April 26, 2011

The Taliban Jailbreak and Afghanistan's Future

The news that the Taliban have managed to break almost 500 prisoners out of a jail in southern Afghanistan should raise serious questions about the effectiveness of Afghanistan’s security forces and the assumptions behind U.S. and allied strategy going into the 2011 “fighting season.”

Over the past year and a half, U.S. and allied forces have achieved remarkable security gains in southern Afghanistan. All of these gains, though, should be considered to be transient unless competent local security forces can take the place of most U.S. and allied forces.

Gen. David Petraeus and his lieutenants understand that President Obama and the rest of the NATO partnership expects the United States and its allies to move responsibility for Afghanistan’s security over to the Afghans themselves between this summer and the end of President Karzai’s second term in office in 2014.

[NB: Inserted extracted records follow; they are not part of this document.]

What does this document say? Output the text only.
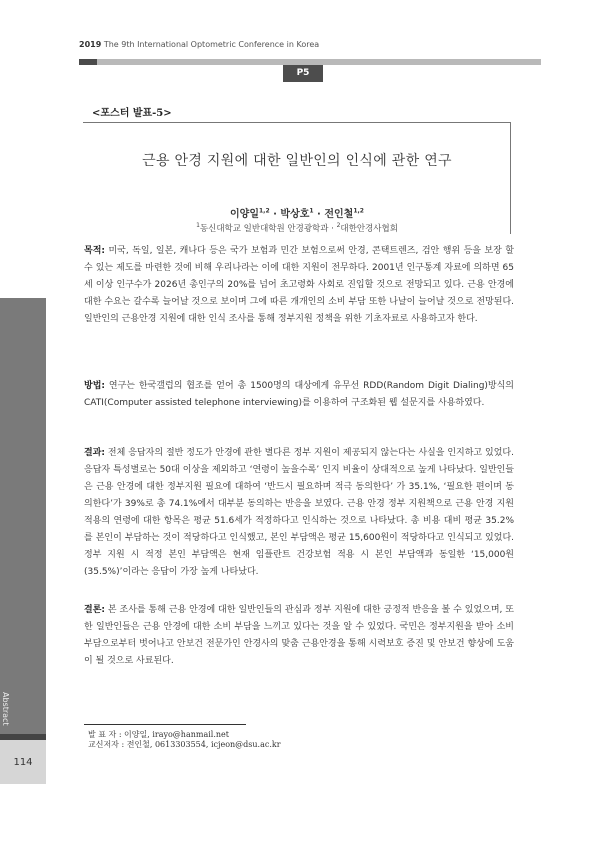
2019 The 9th International Optometric Conference in Korea
P5
<포스터 발표-5>
근용 안경 지원에 대한 일반인의 인식에 관한 연구
이양일$^{1,2}$ · 박상호$^1$ · 전인철$^{1,2}$
$^1$동신대학교 일반대학원 안경광학과 · $^2$대한안경사협회
목적: 미국, 독일, 일본, 캐나다 등은 국가 보험과 민간 보험으로써 안경, 콘택트렌즈, 검안 행위 등을 보장 할 수 있는 제도를 마련한 것에 비해 우리나라는 이에 대한 지원이 전무하다. 2001년 인구통계 자료에 의하면 65세 이상 인구수가 2026년 총인구의 20%를 넘어 초고령화 사회로 진입할 것으로 전망되고 있다. 근용 안경에 대한 수요는 갈수록 늘어날 것으로 보이며 그에 따른 개개인의 소비 부담 또한 나날이 늘어날 것으로 전망된다. 일반인의 근용안경 지원에 대한 인식 조사를 통해 정부지원 정책을 위한 기초자료로 사용하고자 한다.
방법: 연구는 한국갤럽의 협조를 얻어 총 1500명의 대상에게 유무선 RDD(Random Digit Dialing)방식의 CATI(Computer assisted telephone interviewing)를 이용하여 구조화된 웹 설문지를 사용하였다.
결과: 전체 응답자의 절반 정도가 안경에 관한 별다른 정부 지원이 제공되지 않는다는 사실을 인지하고 있었다. 응답자 특성별로는 50대 이상을 제외하고 ‘연령이 높을수록’ 인지 비율이 상대적으로 높게 나타났다. 일반인들은 근용 안경에 대한 정부지원 필요에 대하여 ‘반드시 필요하며 적극 동의한다’ 가 35.1%, ‘필요한 편이며 동의한다’가 39%로 총 74.1%에서 대부분 동의하는 반응을 보였다. 근용 안경 정부 지원책으로 근용 안경 지원 적용의 연령에 대한 항목은 평균 51.6세가 적정하다고 인식하는 것으로 나타났다. 총 비용 대비 평균 35.2%를 본인이 부담하는 것이 적당하다고 인식했고, 본인 부담액은 평균 15,600원이 적당하다고 인식되고 있었다. 정부 지원 시 적정 본인 부담액은 현재 임플란트 건강보험 적용 시 본인 부담액과 동일한 ‘15,000원(35.5%)’이라는 응답이 가장 높게 나타났다.
결론: 본 조사를 통해 근용 안경에 대한 일반인들의 관심과 정부 지원에 대한 긍정적 반응을 볼 수 있었으며, 또한 일반인들은 근용 안경에 대한 소비 부담을 느끼고 있다는 것을 알 수 있었다. 국민은 정부지원을 받아 소비부담으로부터 벗어나고 안보건 전문가인 안경사의 맞춤 근용안경을 통해 시력보호 증진 및 안보건 향상에 도움이 될 것으로 사료된다.
발 표 자 : 이양일, irayo@hanmail.net
교신저자 : 전인철, 0613303554, icjeon@dsu.ac.kr
Abstract
114
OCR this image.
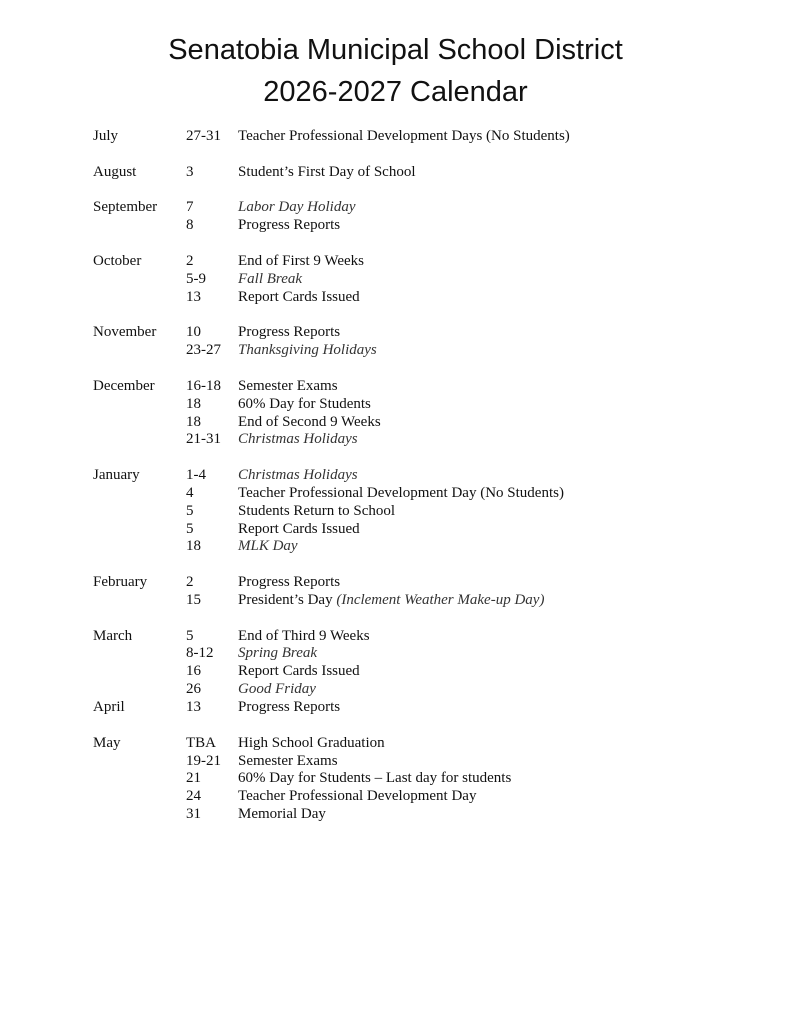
Senatobia Municipal School District
2026-2027 Calendar
July	27-31 Teacher Professional Development Days (No Students)
August	3	Student’s First Day of School
September 7	Labor Day Holiday
8	Progress Reports
October	2	End of First 9 Weeks
5-9 Fall Break
13 Report Cards Issued
November 10 Progress Reports
23-27 Thanksgiving Holidays
December 16-18 Semester Exams
18 60% Day for Students
18 End of Second 9 Weeks
21-31 Christmas Holidays
January	1-4 Christmas Holidays
4	Teacher Professional Development Day (No Students)
5	Students Return to School
5	Report Cards Issued
18 MLK Day
February	2	Progress Reports
15 President’s Day (Inclement Weather Make-up Day)
March	5	End of Third 9 Weeks
8-12 Spring Break
16 Report Cards Issued
26 Good Friday
April	13 Progress Reports
May	TBA High School Graduation
19-21 Semester Exams
21 60% Day for Students – Last day for students
24 Teacher Professional Development Day
31 Memorial Day
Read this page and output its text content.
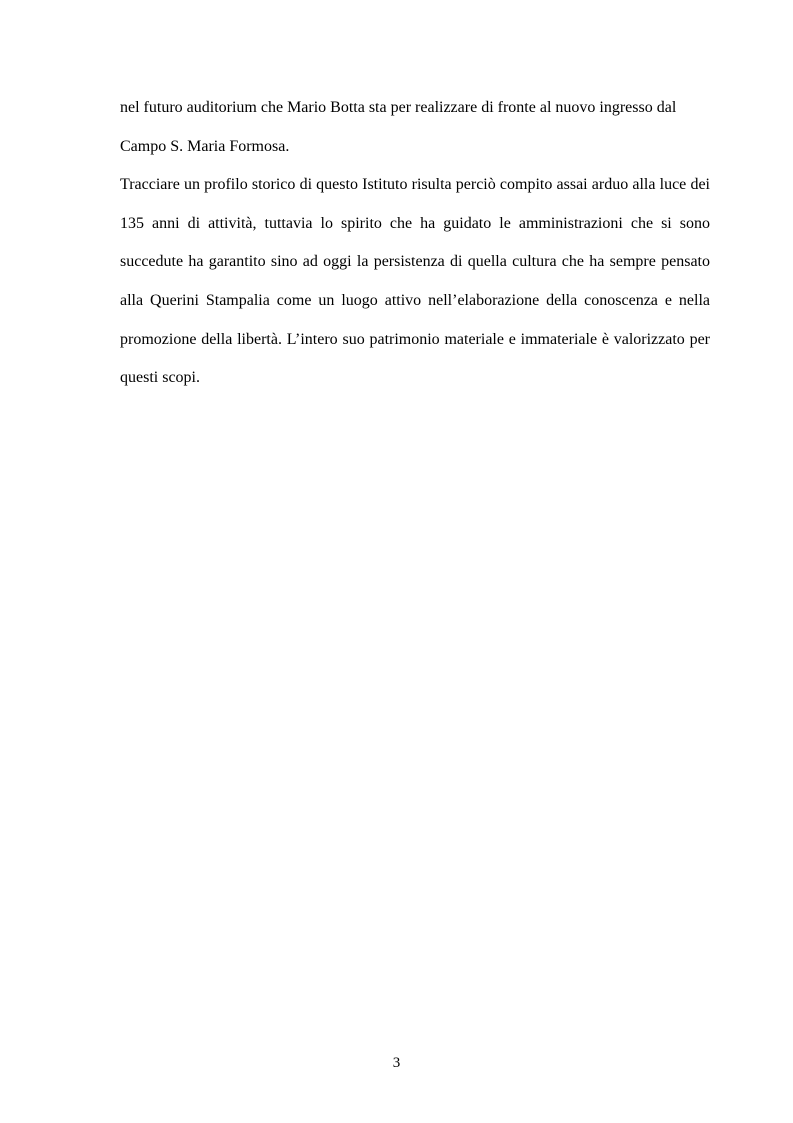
nel futuro auditorium che Mario Botta sta per realizzare di fronte al nuovo ingresso dal Campo S. Maria Formosa.

Tracciare un profilo storico di questo Istituto risulta perciò compito assai arduo alla luce dei 135 anni di attività, tuttavia lo spirito che ha guidato le amministrazioni che si sono succedute ha garantito sino ad oggi la persistenza di quella cultura che ha sempre pensato alla Querini Stampalia come un luogo attivo nell’elaborazione della conoscenza e nella promozione della libertà. L’intero suo patrimonio materiale e immateriale è valorizzato per questi scopi.

3
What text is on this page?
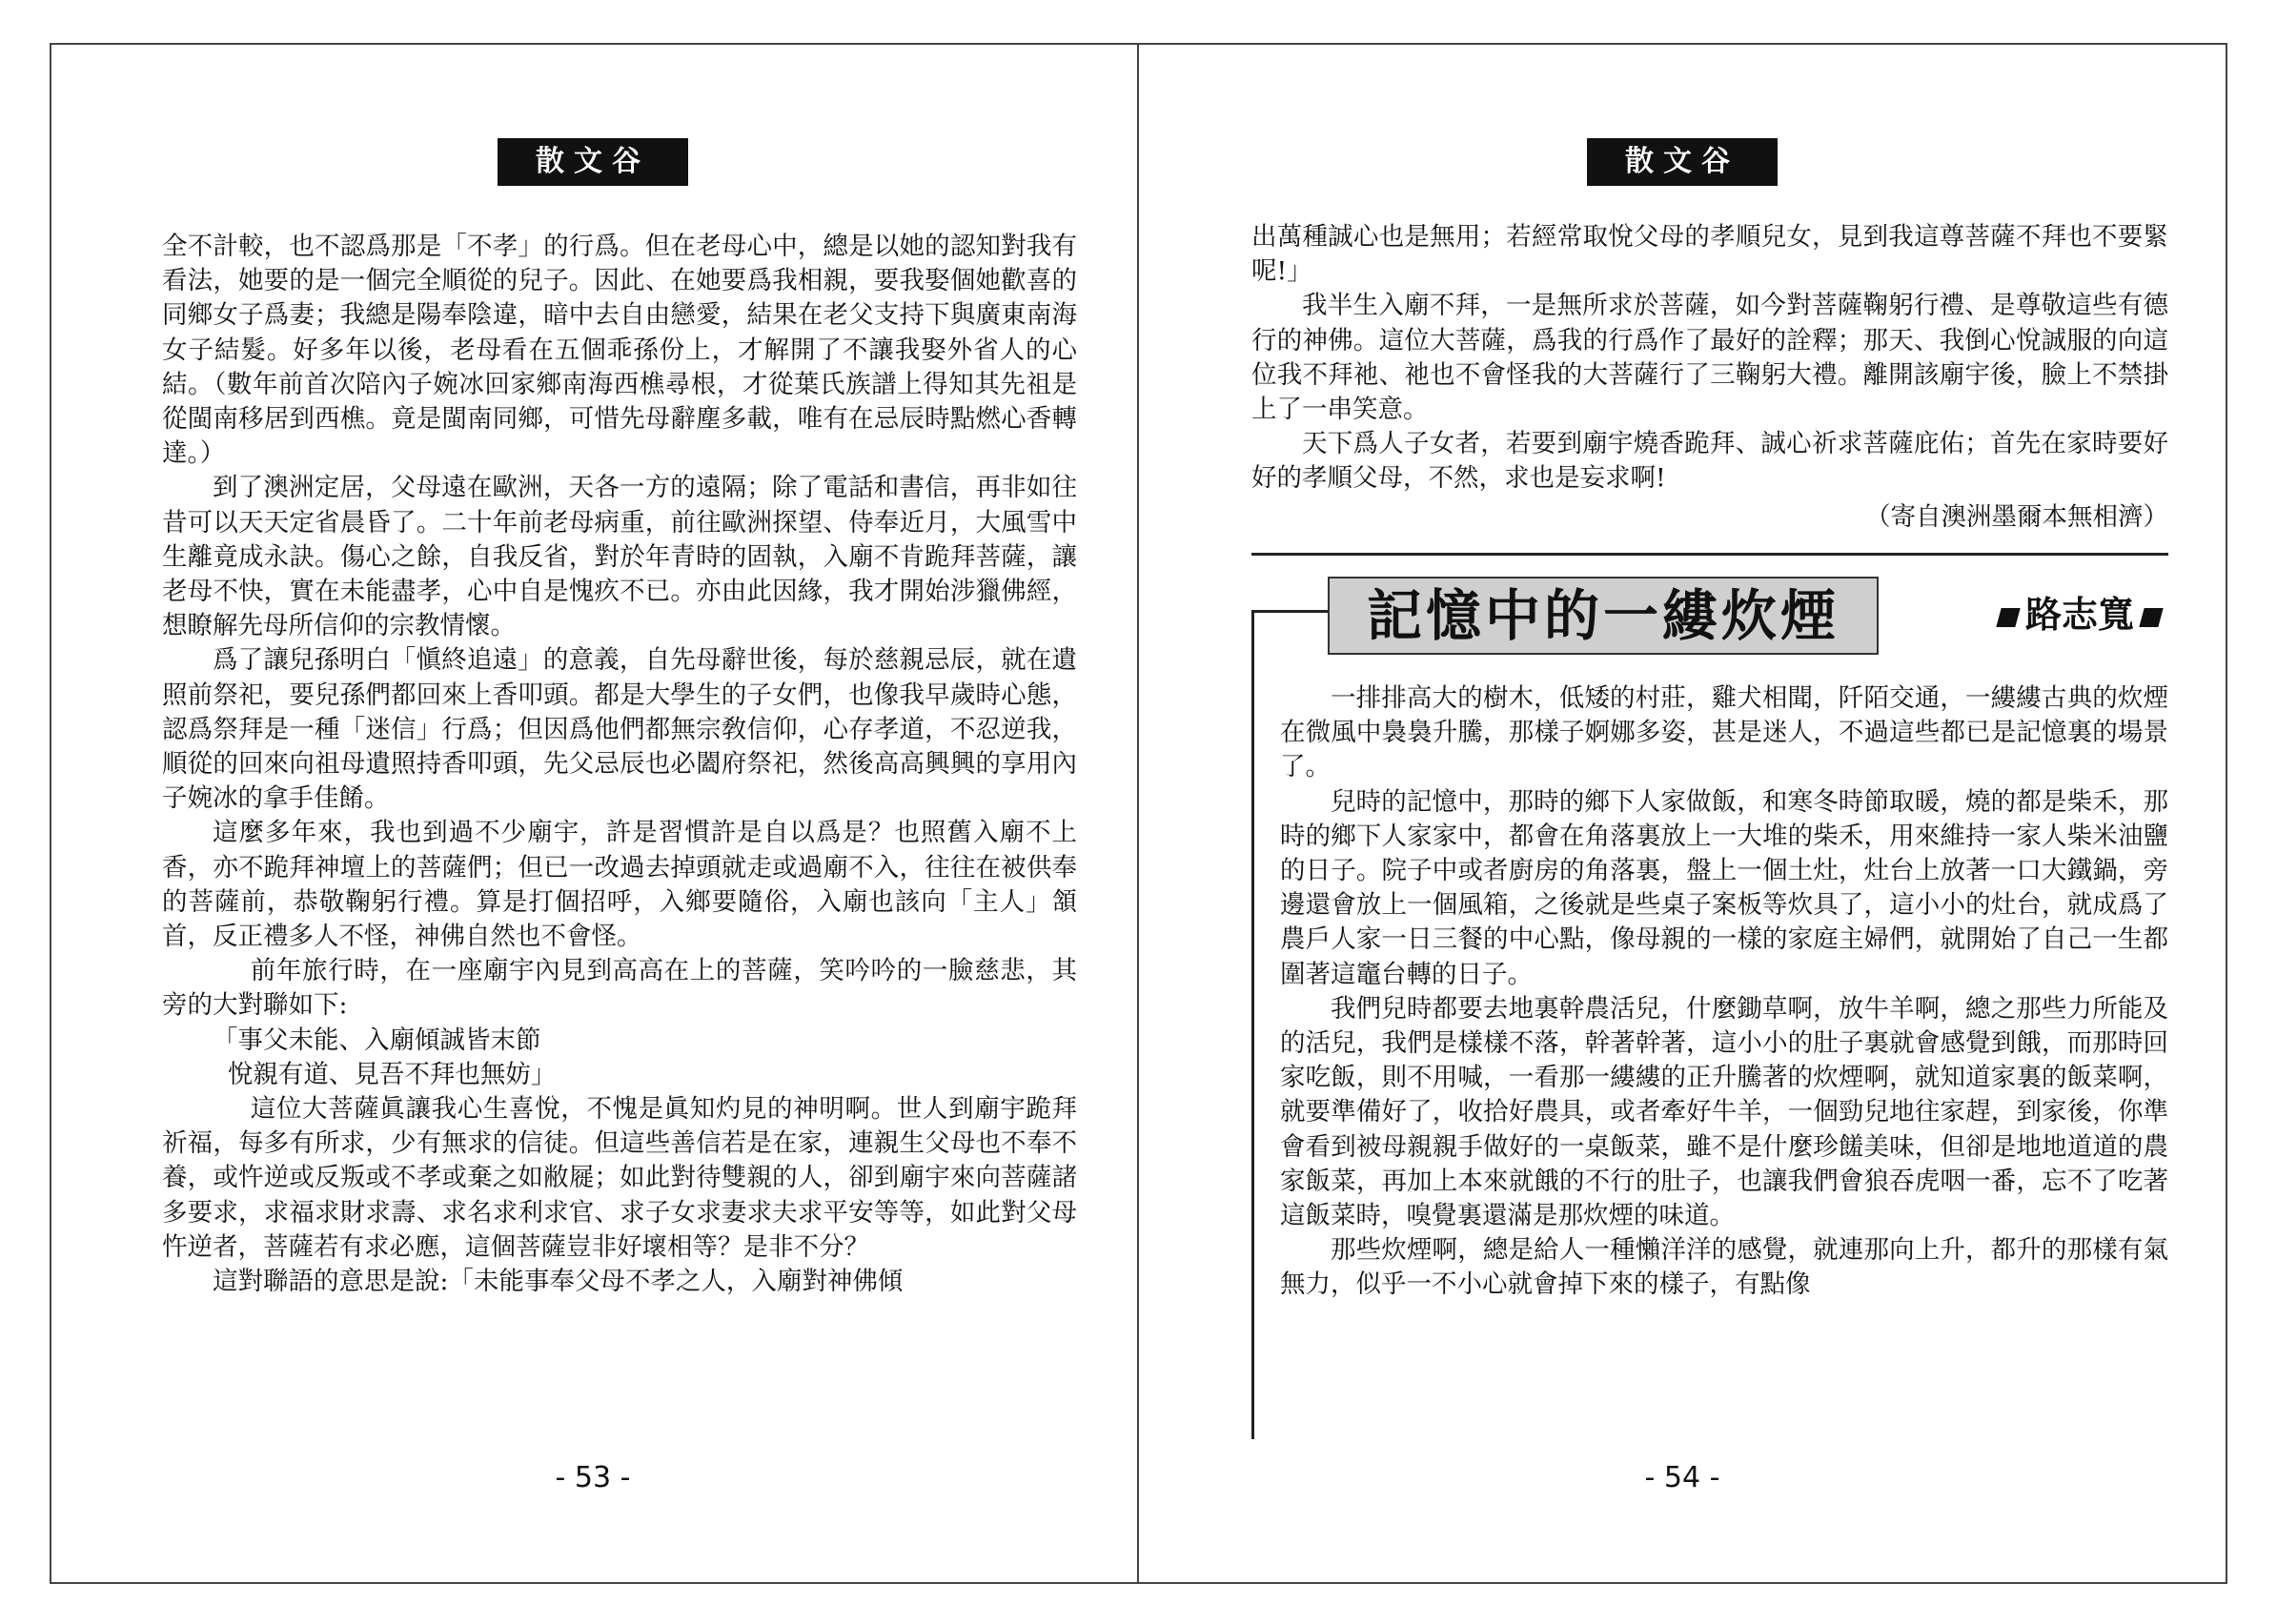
散文谷

全不計較，也不認爲那是「不孝」的行爲。但在老母心中，總是以她的認知對我有看法，她要的是一個完全順從的兒子。因此、在她要爲我相親，要我娶個她歡喜的同鄉女子爲妻；我總是陽奉陰違，暗中去自由戀愛，結果在老父支持下與廣東南海女子結髮。好多年以後，老母看在五個乖孫份上，才解開了不讓我娶外省人的心結。（數年前首次陪內子婉冰回家鄉南海西樵尋根，才從葉氏族譜上得知其先祖是從閩南移居到西樵。竟是閩南同鄉，可惜先母辭塵多載，唯有在忌辰時點燃心香轉達。）

到了澳洲定居，父母遠在歐洲，天各一方的遠隔；除了電話和書信，再非如往昔可以天天定省晨昏了。二十年前老母病重，前往歐洲探望、侍奉近月，大風雪中生離竟成永訣。傷心之餘，自我反省，對於年青時的固執，入廟不肯跪拜菩薩，讓老母不快，實在未能盡孝，心中自是愧疚不已。亦由此因緣，我才開始涉獵佛經，想瞭解先母所信仰的宗教情懷。

爲了讓兒孫明白「愼終追遠」的意義，自先母辭世後，每於慈親忌辰，就在遺照前祭祀，要兒孫們都回來上香叩頭。都是大學生的子女們，也像我早歲時心態，認爲祭拜是一種「迷信」行爲；但因爲他們都無宗敎信仰，心存孝道，不忍逆我，順從的回來向祖母遺照持香叩頭，先父忌辰也必闔府祭祀，然後高高興興的享用內子婉冰的拿手佳餚。

這麼多年來，我也到過不少廟宇，許是習慣許是自以爲是？也照舊入廟不上香，亦不跪拜神壇上的菩薩們；但已一改過去掉頭就走或過廟不入，往往在被供奉的菩薩前，恭敬鞠躬行禮。算是打個招呼，入鄉要隨俗，入廟也該向「主人」頷首，反正禮多人不怪，神佛自然也不會怪。

前年旅行時，在一座廟宇內見到高高在上的菩薩，笑吟吟的一臉慈悲，其旁的大對聯如下:

「事父未能、入廟傾誠皆末節

悅親有道、見吾不拜也無妨」

這位大菩薩眞讓我心生喜悅，不愧是眞知灼見的神明啊。世人到廟宇跪拜祈福，每多有所求，少有無求的信徒。但這些善信若是在家，連親生父母也不奉不養，或忤逆或反叛或不孝或棄之如敝屣；如此對待雙親的人，卻到廟宇來向菩薩諸多要求，求福求財求壽、求名求利求官、求子女求妻求夫求平安等等，如此對父母忤逆者，菩薩若有求必應，這個菩薩豈非好壞相等？是非不分？

這對聯語的意思是說:「未能事奉父母不孝之人，入廟對神佛傾

- 53 -
散文谷

出萬種誠心也是無用；若經常取悅父母的孝順兒女，見到我這尊菩薩不拜也不要緊呢!」

我半生入廟不拜，一是無所求於菩薩，如今對菩薩鞠躬行禮、是尊敬這些有德行的神佛。這位大菩薩，爲我的行爲作了最好的詮釋；那天、我倒心悅誠服的向這位我不拜祂、祂也不會怪我的大菩薩行了三鞠躬大禮。離開該廟宇後，臉上不禁掛上了一串笑意。

天下爲人子女者，若要到廟宇燒香跪拜、誠心祈求菩薩庇佑；首先在家時要好好的孝順父母，不然，求也是妄求啊!

（寄自澳洲墨爾本無相濟）
記憶中的一縷炊煙	路志寬

一排排高大的樹木，低矮的村莊，雞犬相聞，阡陌交通，一縷縷古典的炊煙在微風中裊裊升騰，那樣子婀娜多姿，甚是迷人，不過這些都已是記憶裏的場景了。

兒時的記憶中，那時的鄉下人家做飯，和寒冬時節取暖，燒的都是柴禾，那時的鄉下人家家中，都會在角落裏放上一大堆的柴禾，用來維持一家人柴米油鹽的日子。院子中或者廚房的角落裏，盤上一個土灶，灶台上放著一口大鐵鍋，旁邊還會放上一個風箱，之後就是些桌子案板等炊具了，這小小的灶台，就成爲了農戶人家一日三餐的中心點，像母親的一樣的家庭主婦們，就開始了自己一生都圍著這竈台轉的日子。

我們兒時都要去地裏幹農活兒，什麼鋤草啊，放牛羊啊，總之那些力所能及的活兒，我們是樣樣不落，幹著幹著，這小小的肚子裏就會感覺到餓，而那時回家吃飯，則不用喊，一看那一縷縷的正升騰著的炊煙啊，就知道家裏的飯菜啊，就要準備好了，收拾好農具，或者牽好牛羊，一個勁兒地往家趕，到家後，你準會看到被母親親手做好的一桌飯菜，雖不是什麼珍饈美味，但卻是地地道道的農家飯菜，再加上本來就餓的不行的肚子，也讓我們會狼吞虎咽一番，忘不了吃著這飯菜時，嗅覺裏還滿是那炊煙的味道。

那些炊煙啊，總是給人一種懶洋洋的感覺，就連那向上升，都升的那樣有氣無力，似乎一不小心就會掉下來的樣子，有點像

- 54 -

But there is much work to be done between now and then. U.S. and allied forces in Afghanistan are counting on being able to shift the majority of their resources and efforts away from southern Afghanistan in 2011 and toward the “Greater Paktia” region of eastern Afghanistan, where U.S. and allied resources have been spread thin over the past two years and where security conditions have sharply deteriorated.

If Afghan national security forces are not competent enough to take the place of U.S. and allied forces — even with embedded U.S. and allied trainers and with the support of U.S. and allied air power — Gen. Petraeus will see his plans for transition in Afghanistan delayed in the face of increasingly impatient civilian authorities in both Washington and Kabul.